Eine Einigung über die Neuregelung der Grundsteuer und die damit verbundene Grundgesetzänderung zugunsten einer Öffnungsklausel ist leider noch nicht in Sicht. Die derzeitige Diskussion im Bundestag und Bundesrat erfolgt auf dem Rücken der Kleinsten – unseren Kommunen! Der erforderliche Kompromiss ist für die Kommunen von enormer Bedeutung, denn ohne eine entsprechende Reform darf die Grundsteuer nach einem Urteil des Bundesverfassungsgerichts ab dem kommenden Jahr in dieser Form nicht mehr erhoben werden. „Die Grundsteuer zählt zu den drei wichtigsten Steuereinnahmen der niedersächsischen Städte und Gemeinden. Fehlende Grundsteuereinnahmen können von vielen Kommunen nicht kompensiert werden. Dringende Investitionen und notwendige Maßnahmen könnten dadurch nicht umgesetzt werden“, so Jan Hendrik Schulhof, der kommunalpolitische Sprecher der JU Niedersachsen.

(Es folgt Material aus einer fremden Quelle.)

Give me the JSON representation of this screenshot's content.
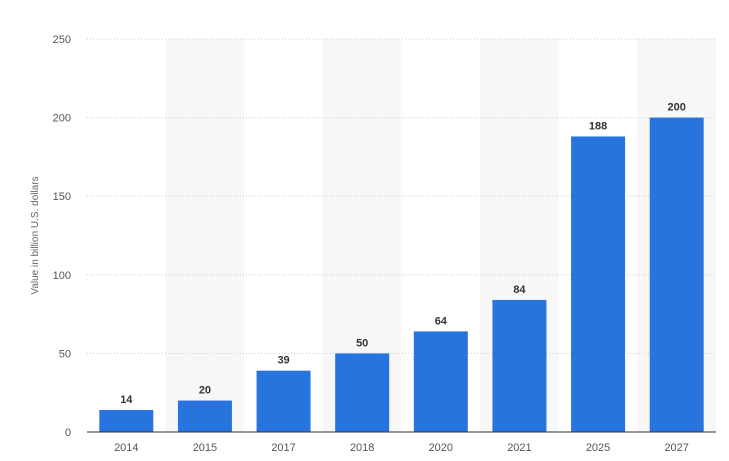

Die JU Niedersachsen unterstützt das vom niedersächsischen Finanzminister Reinhold Hilbers vorgeschlagene Modell der Berechnung anhand von Fläche und Lage der Grundstücke. „Durch diese Variante kann mit geringem Verwaltungsaufwand die vom Bundesverfassungsgericht angemahnte Ungerechtigkeit der Bewertung beseitigt werden“, so Schulhof weiter. „Die bürokratiearme niedersächsische Lösung darf allerdings nicht durch eine Einschränkung der Öffnungsklausel für Zwecke der Berechnung des Länderfinanzausgleichs ausgehebelt werden."